Mayar Sherif became the first Egyptian woman Tuesday to advance past the first round of a Grand Slam tennis tournament on Tuesday, with a little help from superstar footballing compatriot Mohamed Salah.
The Cairo-born, California-educated Sherif, 24, beat French player Chloe Paquet 7-5, 7-5 in what Australian Open organisers called a "slice of history".
The win guarantees Sherif will continue her meteoric rise in the world rankings (she is currently at 131) and comes only a few months after she secured a berth at Roland Garros last year -- also a historic first at the time.
She will face Kaja Juvan in the next round, after the Slovenian's British opponent Johanna Konta was forced to abandon her match due to injury.
The successive achievements of the young Egyptian tennis player since 2019, when she turned professional, have caught the eye of Liverpool striker Salah.
In a video call organised by their shared sponsor, he imparts wisdom on dealing with the pressures of high-level sport.
"I can tell you that when I started working on my mental strength more, I saw huge improvements in my play," Salah told her in a post shared last week.
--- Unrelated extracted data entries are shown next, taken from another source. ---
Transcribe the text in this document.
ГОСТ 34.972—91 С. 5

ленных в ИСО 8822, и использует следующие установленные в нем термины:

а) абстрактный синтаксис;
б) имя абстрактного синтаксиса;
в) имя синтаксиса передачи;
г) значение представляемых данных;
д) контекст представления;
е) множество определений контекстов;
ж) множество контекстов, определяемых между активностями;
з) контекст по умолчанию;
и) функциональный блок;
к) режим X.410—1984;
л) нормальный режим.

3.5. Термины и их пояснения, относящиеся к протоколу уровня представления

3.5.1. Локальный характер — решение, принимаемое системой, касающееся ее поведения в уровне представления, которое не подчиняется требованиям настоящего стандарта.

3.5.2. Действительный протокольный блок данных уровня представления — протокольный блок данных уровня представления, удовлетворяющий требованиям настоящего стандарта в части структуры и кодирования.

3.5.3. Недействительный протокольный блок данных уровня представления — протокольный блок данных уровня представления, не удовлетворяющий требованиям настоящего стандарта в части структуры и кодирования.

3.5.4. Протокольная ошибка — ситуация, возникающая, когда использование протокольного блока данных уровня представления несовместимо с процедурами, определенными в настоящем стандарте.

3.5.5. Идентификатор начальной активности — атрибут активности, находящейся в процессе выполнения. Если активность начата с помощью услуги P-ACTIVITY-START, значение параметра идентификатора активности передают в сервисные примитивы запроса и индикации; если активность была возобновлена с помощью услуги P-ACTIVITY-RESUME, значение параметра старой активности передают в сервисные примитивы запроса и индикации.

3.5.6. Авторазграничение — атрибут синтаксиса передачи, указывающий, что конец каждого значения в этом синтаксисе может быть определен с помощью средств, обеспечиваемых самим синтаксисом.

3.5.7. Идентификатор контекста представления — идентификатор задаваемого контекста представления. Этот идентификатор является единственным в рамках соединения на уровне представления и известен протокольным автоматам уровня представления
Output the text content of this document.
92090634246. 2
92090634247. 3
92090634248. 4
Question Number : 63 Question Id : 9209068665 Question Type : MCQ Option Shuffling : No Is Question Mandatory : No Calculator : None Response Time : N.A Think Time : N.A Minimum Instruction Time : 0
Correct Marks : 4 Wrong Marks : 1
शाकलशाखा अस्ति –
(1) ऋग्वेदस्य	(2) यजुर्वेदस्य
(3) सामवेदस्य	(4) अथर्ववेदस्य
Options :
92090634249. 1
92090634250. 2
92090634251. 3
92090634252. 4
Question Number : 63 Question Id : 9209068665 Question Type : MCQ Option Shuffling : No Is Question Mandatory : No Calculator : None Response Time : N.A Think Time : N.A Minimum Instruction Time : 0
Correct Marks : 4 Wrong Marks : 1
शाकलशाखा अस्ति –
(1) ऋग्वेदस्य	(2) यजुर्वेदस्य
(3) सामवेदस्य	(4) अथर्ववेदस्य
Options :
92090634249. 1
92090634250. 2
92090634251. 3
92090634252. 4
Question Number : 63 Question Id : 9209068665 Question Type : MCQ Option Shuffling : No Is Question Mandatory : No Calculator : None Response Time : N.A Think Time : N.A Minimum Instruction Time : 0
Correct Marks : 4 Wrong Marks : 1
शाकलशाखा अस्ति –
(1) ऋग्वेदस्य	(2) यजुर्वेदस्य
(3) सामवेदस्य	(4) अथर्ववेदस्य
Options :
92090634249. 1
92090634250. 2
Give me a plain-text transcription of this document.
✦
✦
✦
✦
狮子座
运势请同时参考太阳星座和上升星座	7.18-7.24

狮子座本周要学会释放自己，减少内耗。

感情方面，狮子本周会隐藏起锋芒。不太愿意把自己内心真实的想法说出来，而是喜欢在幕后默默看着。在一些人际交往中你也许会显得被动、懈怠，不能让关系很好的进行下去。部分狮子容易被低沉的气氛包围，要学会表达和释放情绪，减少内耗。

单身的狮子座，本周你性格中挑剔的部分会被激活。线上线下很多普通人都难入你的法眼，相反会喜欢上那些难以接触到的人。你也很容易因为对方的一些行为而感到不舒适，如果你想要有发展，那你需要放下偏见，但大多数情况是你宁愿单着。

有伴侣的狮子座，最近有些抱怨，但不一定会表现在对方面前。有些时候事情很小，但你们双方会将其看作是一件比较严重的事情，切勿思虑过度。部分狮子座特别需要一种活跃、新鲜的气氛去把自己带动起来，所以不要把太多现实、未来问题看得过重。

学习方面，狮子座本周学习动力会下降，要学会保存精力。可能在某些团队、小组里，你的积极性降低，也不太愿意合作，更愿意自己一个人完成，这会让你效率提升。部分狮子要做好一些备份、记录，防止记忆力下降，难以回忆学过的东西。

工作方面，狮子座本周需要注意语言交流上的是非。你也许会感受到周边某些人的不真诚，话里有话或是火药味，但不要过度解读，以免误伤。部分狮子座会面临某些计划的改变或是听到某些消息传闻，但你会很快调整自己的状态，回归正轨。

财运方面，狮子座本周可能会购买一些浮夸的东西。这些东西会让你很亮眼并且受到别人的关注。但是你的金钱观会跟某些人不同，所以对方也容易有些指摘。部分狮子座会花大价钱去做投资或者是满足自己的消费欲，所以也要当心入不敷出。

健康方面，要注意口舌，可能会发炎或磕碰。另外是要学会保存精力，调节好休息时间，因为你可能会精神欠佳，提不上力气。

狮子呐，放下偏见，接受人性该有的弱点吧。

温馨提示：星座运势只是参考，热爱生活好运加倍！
Guided by Spanish coach Justo Gonzalez, Sherif went on a 26-match win streak and cracked the top 200 in women's rankings just months into her budding career last year.
In Egypt, where football is normally the dominant sport, her gritty demeanour and determination to excel have scored her much-needed sponsorship.
One of Africa's richest tycoons, Egyptian billionaire Naguib Sawiris, has lent his financial support to Sherif through his property firm Zed.
She hopes to continue her stellar run and represent Egypt in the delayed Tokyo Olympics this year -- another first for the country.
For now she is savouring the historic win and setting her sights on the next round in Melbourne.
"It means a lot to me. This was a mental barrier I had to pass... it was very, very tough to adapt my game to it. Courts are faster and the heat... but (I am) very, very happy with my accomplishment," said Sherif.
"And I'm going for more," she added.